# circumsicion outlawed in germany



## rockman7 (Jun 27, 2012)

i'd like ya'll take on this. seems kinda wierd to me that a country with the history it has with jews is making up these intrusive rulings.

http://news.yahoo.com/german-court-outlaws-religious-circumcision-172728400.html


----------



## Ronnie T (Jun 27, 2012)

Sounds like Germany is going through the same sort of problems with judges that we Americans are.

Judges seeking to change society based solely on their on personal opinions.


----------



## rockman7 (Jun 27, 2012)

agreed. but i would'a thought given germany's past with jews this would be a huge "nono". but looking round these parts thier no different than anybody else . everyone forgets the past in a hurry.religious freedom isn't so free(and getting worse)


----------



## StriperAddict (Jun 27, 2012)

I'm quite pleased "mine" took place when I was a baby and I wasn't real aware of what was going on. 

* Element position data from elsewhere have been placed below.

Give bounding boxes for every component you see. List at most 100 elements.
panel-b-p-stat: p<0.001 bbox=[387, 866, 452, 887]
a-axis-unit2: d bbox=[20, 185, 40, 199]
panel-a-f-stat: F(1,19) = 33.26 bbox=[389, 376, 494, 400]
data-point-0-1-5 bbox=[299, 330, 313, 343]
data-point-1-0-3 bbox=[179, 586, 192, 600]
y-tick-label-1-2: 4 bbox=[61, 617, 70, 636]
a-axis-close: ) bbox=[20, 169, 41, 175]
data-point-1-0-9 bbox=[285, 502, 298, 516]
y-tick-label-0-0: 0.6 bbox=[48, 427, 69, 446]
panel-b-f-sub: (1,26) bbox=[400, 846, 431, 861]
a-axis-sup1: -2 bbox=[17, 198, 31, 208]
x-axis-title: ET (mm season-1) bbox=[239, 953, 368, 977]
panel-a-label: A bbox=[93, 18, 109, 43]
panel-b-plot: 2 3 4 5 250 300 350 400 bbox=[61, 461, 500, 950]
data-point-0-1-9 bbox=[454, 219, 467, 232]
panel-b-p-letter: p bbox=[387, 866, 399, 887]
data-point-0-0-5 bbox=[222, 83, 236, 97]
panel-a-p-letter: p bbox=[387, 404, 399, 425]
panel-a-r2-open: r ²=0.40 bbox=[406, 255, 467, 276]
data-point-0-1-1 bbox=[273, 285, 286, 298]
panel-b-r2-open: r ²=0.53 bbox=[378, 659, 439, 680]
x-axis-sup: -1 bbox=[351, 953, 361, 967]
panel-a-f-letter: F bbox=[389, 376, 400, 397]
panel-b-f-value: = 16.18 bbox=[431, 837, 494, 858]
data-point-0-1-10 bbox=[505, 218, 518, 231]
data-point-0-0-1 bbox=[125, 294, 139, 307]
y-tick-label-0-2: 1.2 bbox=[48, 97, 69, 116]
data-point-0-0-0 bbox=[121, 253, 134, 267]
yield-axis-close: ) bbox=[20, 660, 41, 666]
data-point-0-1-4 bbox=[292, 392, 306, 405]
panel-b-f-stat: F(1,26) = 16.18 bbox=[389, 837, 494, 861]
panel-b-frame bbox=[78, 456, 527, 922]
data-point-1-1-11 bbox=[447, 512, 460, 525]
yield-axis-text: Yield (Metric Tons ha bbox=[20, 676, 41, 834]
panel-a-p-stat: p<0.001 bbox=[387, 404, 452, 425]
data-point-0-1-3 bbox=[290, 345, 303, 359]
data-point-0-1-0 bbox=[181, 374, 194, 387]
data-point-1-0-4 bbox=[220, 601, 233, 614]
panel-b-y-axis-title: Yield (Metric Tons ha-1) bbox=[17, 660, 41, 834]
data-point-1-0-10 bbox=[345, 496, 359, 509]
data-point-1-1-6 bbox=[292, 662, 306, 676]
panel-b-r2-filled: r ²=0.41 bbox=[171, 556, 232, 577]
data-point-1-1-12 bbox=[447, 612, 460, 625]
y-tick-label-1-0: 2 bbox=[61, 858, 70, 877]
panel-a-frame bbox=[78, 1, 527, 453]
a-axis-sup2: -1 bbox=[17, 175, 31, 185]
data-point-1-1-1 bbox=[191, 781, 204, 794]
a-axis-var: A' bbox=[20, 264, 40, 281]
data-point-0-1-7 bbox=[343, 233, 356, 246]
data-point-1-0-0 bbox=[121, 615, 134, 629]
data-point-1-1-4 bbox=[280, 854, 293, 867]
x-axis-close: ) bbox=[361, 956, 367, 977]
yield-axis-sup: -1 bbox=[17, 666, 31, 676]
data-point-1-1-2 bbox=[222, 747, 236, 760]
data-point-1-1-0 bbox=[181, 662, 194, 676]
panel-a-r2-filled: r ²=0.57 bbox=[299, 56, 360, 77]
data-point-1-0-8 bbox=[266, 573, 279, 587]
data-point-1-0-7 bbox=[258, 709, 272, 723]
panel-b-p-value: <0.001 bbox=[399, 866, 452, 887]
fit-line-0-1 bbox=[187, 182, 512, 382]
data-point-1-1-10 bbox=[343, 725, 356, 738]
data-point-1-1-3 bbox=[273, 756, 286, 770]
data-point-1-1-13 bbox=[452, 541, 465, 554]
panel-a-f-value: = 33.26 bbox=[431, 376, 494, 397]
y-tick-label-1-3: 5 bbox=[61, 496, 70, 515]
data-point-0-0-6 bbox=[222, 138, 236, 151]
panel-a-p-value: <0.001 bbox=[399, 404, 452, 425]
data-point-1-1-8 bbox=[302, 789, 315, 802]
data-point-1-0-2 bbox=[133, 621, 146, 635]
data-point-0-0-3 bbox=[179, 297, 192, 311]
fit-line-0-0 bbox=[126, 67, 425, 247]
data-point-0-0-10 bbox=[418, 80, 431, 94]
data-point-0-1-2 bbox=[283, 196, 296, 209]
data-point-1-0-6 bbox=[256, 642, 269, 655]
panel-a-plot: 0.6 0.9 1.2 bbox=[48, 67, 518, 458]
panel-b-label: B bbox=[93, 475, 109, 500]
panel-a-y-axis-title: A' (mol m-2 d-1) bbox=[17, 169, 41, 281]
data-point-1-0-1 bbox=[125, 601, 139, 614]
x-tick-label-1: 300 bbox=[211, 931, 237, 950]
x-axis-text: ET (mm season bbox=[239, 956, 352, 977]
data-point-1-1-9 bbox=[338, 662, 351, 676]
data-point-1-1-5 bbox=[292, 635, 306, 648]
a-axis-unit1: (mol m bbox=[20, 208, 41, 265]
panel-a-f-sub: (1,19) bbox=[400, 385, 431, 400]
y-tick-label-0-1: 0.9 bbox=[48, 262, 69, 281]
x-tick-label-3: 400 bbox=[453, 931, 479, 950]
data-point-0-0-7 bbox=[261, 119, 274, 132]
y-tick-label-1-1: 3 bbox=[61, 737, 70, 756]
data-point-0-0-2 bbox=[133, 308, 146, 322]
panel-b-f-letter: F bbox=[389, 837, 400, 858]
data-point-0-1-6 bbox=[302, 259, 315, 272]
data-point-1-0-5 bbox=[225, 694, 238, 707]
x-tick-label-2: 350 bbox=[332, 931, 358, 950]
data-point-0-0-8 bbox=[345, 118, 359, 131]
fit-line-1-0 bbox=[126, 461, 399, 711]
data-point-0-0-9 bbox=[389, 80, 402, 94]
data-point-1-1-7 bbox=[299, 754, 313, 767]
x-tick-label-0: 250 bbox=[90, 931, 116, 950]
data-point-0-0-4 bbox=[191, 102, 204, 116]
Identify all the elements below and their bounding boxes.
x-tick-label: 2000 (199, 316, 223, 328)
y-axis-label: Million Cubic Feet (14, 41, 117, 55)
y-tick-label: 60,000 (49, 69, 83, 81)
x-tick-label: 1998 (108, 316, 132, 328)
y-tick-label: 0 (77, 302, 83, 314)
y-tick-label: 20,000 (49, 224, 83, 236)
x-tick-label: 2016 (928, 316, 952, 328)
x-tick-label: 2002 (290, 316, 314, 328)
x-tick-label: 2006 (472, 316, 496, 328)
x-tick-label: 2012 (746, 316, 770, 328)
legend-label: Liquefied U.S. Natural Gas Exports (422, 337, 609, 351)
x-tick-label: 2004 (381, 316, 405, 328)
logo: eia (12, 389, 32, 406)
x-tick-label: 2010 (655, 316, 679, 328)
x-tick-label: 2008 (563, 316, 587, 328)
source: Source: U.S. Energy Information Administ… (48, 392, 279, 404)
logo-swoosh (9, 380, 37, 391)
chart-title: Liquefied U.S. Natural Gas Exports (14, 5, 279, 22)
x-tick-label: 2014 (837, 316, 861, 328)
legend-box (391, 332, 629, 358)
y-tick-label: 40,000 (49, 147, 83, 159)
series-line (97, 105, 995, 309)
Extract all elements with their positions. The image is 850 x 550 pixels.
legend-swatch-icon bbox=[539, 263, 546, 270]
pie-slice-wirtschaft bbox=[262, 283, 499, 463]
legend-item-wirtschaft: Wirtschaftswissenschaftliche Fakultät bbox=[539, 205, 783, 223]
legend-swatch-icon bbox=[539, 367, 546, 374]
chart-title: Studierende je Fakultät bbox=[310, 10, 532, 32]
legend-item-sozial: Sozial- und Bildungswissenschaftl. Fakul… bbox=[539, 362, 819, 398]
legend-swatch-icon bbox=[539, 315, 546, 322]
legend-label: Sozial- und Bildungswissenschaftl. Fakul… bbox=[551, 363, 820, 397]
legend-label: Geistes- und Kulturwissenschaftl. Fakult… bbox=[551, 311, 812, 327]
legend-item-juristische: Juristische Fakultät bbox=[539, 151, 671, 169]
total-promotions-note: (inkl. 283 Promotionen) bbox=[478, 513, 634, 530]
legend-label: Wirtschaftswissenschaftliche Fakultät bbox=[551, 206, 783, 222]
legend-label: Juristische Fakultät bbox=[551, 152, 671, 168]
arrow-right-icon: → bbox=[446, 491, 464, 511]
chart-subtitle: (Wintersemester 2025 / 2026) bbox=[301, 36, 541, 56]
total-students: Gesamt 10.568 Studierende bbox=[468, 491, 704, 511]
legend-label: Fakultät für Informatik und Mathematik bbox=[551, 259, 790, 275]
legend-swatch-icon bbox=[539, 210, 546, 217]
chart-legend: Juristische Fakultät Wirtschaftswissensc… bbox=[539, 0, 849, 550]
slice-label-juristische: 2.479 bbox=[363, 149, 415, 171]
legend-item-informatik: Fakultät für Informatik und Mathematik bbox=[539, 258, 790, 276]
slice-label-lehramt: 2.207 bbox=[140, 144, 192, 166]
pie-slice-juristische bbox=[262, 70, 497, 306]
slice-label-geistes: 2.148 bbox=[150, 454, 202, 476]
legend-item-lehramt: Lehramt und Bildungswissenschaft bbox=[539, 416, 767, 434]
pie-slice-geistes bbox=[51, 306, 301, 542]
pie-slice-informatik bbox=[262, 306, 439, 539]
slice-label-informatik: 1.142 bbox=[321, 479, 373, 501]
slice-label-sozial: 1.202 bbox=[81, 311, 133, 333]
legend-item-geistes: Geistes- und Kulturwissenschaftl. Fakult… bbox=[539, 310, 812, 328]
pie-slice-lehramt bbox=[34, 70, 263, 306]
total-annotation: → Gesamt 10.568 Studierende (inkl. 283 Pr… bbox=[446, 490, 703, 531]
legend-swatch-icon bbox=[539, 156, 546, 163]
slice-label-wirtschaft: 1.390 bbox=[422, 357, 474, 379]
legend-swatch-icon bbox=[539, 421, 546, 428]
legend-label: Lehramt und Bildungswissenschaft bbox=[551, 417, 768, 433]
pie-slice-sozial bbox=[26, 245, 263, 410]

Not to mention it is a safe and healthy practise for babies, so I can't imagine why the courts would consider differently.  I'm sure someone knows the whole schpeal about how the blood will coagulate better during infant circumsicion than later in life. IMO, the courts are flirting with a health danger as well as a clear religious rights violation.


----------



## rockman7 (Jun 27, 2012)

StriperAddict said:


> I'm quite pleased "mine" took place when I was a baby and I wasn't real aware of what was going on.
> 
> Not to mention it is a safe and healthy practise for babies, so I can't imagine why the courts would consider differently.  I'm sure someone knows the whole schpeal about how the blood will coagulate better during infant circumsicion than later in life. IMO, the courts are flirting with a health danger as well as a clear religious rights violation.



my thoughts exactly... if you waited until i was of "age" and came at me with a forked fillet knife somebody would be go from a he to a she in seconds


----------



## Jeffriesw (Jun 27, 2012)

rockman7 said:


> my thoughts exactly... if you waited until i was of "age" and came at me with a forked fillet knife somebody would be go from a he to a she in seconds



X's 2


----------



## gemcgrew (Jun 27, 2012)

From the comment section of the article:

"After I got circumcised, I couldn't walk for 12 months, had to drink breast milk for 9 months, and soiled myself for 3 years. That was rough...good thing I don't remember it."


----------



## Lowjack (Jul 4, 2012)

Seems to me G-d is calling all Jews out of Germany as it was prophecied that all Jews must return to the Land , so antisemitism sometimes is the way G-d tells people you don't belong there any longer.


----------



## Lowjack (Jul 4, 2012)

Ezekiel 20:34 - "I will bring you from the nations and gather you from the countries where you have been scattered -- with a mighty hand and an outstretched arm and with outpoured wrath." 

Isaiah 11:11-12 NIV - "In that day the Lord will reach out his hand a second time to reclaim the remnant that is left of his people from Assyria, from Lower Egypt, from Upper Egypt, from Cush, from Elam, from Babylonia, from Hamath and from the islands of the sea. He will raise a banner for the nations and gather the exiles of Israel; he will assemble the scattered people of Judah from the four quarters of the earth."


----------